Puis la mélancolie est réinvestie après la Réforme par les humanistes italiens, et va permettre la distinction de deux champs théoriques et systèmes de référence : la médecine et la théologie. Pétrarque, au XIVème siècle, dans un de ses manuscrits, dialogue avec Saint Augustin et lui explique : « Tu es en proie à un terrible fléau de l’âme, la mélancolie, que les modernes ont nommée acidia, et les anciens aegritudo. » (in Hersant, 2005, p. 64). Marsile Ficin du XVème siècle, néoplatonicien et astrologue, va quant à lui introduire un rapprochement entre la mélancolie et Saturne. Il remet également au goût du jour l’idée aristotélicienne selon laquelle la mélancolie est caractéristique des poètes, artistes et intellectuels (Starobinski, in Hersant, 2005). C’est une revalorisation de la mélancolie à travers l’art. Cette réappropriation va également permettre le retour dans le champ médical de la doctrine de la mélancolie humorale et la bile noire. L’hypocondre étant défaillant, il ne peut absorber la bile noire qui remonterait alors au cerveau, explication médicale des idées noires habitant les mélancoliques (Minois, 2003). Les idées noires, c’est-à-dire une transmission du physiologique au psychique, sont remises en avant. En Grande-Bretagne, les travaux de Timothy Bright, au XVIème siècle, prennent appui sur cette conception et proposent une description détaillée des symptômes des mélancoliques dans son Traité de la mélancolie. Mais les travaux les plus complets sur ce sujet par un médecin restent l’Anatomie de la mélancolie de Robert Burton, le siècle suivant, qui allie une approche médicale et psychosomatique à une explication théologique (Dandert, 2005 ; Hersant, 2005).

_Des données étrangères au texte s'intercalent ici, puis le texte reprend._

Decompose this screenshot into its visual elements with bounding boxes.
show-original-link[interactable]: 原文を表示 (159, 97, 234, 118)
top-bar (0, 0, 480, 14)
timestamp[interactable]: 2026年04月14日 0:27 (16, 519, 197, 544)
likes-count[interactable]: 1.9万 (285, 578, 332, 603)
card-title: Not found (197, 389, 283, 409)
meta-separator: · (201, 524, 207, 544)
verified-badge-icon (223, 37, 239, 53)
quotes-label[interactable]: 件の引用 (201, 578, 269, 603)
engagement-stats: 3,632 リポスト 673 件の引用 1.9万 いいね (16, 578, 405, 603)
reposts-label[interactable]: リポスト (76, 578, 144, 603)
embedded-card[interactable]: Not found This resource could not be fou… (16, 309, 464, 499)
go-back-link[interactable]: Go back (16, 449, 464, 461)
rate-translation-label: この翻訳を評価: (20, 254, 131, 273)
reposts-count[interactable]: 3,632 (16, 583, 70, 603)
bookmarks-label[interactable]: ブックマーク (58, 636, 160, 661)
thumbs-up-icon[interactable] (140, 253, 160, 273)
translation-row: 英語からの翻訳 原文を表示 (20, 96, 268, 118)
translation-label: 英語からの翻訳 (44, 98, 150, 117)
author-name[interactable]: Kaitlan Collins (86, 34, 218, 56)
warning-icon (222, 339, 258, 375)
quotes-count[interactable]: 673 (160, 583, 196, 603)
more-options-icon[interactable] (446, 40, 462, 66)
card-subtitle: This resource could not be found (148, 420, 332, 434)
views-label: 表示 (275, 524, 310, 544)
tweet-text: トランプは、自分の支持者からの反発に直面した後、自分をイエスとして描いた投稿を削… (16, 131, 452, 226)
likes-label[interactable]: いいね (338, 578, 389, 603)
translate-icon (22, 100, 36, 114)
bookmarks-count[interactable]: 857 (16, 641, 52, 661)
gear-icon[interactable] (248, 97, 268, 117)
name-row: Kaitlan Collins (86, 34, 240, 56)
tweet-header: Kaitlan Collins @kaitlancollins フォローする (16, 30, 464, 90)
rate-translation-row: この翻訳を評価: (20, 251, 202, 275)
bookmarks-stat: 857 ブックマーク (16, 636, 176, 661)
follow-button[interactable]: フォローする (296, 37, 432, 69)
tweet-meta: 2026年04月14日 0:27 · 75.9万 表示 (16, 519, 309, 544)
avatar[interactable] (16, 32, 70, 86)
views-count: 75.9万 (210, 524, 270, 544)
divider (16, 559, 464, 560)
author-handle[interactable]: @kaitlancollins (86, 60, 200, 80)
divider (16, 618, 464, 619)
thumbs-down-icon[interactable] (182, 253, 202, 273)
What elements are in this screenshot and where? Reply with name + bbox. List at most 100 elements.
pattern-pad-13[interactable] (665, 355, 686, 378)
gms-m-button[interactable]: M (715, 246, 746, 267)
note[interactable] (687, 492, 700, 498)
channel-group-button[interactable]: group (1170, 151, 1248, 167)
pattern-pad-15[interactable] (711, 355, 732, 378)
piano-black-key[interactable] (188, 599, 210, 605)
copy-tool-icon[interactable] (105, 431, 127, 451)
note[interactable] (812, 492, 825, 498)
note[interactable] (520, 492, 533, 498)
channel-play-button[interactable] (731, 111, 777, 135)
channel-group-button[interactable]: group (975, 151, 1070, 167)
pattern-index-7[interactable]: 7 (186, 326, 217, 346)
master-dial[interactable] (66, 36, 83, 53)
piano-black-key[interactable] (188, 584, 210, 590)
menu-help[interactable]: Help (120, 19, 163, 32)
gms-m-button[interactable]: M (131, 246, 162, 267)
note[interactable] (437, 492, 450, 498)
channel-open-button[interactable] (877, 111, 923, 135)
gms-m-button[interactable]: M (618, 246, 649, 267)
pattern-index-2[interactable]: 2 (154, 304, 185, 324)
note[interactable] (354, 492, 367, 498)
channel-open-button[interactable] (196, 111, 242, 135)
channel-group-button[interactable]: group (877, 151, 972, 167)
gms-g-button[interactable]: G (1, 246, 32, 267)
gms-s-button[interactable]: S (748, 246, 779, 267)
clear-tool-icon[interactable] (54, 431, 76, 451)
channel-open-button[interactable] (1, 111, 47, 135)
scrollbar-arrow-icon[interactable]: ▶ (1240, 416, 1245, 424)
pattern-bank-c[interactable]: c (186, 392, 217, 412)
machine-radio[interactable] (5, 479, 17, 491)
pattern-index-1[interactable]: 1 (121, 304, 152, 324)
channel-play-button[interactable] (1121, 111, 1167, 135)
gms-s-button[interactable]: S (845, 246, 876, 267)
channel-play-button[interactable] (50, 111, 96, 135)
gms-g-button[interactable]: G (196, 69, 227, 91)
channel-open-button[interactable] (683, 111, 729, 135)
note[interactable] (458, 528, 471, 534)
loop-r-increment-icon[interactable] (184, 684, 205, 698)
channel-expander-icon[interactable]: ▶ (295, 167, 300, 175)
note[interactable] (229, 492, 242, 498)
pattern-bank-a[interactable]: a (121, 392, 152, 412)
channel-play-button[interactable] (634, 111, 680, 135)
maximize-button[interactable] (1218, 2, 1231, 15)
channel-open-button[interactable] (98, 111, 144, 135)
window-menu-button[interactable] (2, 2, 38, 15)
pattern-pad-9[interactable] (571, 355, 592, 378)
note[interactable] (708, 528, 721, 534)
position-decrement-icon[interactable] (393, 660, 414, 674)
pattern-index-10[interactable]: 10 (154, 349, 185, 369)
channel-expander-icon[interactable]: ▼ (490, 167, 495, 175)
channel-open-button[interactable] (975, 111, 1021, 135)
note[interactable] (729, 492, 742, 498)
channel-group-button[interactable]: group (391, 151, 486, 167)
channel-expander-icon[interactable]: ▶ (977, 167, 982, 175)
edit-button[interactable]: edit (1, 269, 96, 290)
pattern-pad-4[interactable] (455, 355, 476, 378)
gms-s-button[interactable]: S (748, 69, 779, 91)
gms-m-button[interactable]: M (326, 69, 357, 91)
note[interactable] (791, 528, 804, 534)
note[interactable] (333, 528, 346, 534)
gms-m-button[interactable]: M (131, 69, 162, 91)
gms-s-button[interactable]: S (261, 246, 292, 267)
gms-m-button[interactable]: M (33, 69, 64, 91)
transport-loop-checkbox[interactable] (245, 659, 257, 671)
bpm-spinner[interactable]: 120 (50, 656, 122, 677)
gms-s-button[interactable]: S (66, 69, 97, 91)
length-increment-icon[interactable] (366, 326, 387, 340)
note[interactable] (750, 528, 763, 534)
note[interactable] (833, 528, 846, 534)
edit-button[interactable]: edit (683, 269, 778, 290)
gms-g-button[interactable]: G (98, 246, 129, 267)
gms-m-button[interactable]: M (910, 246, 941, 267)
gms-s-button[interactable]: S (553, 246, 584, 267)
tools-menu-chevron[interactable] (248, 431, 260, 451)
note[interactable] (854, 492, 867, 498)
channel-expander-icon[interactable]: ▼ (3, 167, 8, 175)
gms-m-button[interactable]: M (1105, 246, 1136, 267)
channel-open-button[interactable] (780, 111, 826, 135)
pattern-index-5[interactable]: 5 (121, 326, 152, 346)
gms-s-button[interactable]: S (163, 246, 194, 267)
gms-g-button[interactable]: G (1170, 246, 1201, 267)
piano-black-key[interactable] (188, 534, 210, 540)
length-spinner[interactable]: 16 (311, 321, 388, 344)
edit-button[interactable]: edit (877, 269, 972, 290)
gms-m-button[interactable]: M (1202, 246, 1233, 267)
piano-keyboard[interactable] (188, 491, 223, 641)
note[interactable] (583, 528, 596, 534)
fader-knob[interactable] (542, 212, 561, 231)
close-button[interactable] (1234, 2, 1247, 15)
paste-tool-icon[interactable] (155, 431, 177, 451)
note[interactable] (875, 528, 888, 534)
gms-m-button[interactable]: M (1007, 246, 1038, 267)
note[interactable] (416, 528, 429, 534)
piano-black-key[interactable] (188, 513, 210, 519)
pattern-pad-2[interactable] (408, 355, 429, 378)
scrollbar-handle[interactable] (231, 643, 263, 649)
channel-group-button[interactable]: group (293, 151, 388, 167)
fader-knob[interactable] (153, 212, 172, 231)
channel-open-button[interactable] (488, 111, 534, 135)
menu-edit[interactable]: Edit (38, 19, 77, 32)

Cette époque de la Réforme est le point clef de la scission d’une religion omnipotente, qui a pour effet une décentration. C’est une période de bouleversements économiques et sociaux qui vont conduire progressivement à un individualisme plus affirmé (Minois, 2003). Le retour de la mélancolie, qui fait d’abord le pont avec l’acédie dans le domaine de l’art, et des théories de la bile noire en médecine, vont progressivement dissoudre l’acédie pêché mortel, qui n’est plus la norme de référence.

Dans cette période troublée de fin de Moyen-Age, « acédie, tristesse, mélancolie, désespoir tendent à se confondre » (Minois, 2003, p. 85). Avec les humanistes italiens, va ressurgir cette représentation d’inspiration artistique tirée de ce mal être. De nouveau, une nouvelle terminologie, en lien avec un mouvement théorique, apparaît sous le terme d’ennui, dans notre conception contemporaine. Il s’inscrit dans une problématique philosophique autour de soi et autrui, de la place de l’individu dans le collectif.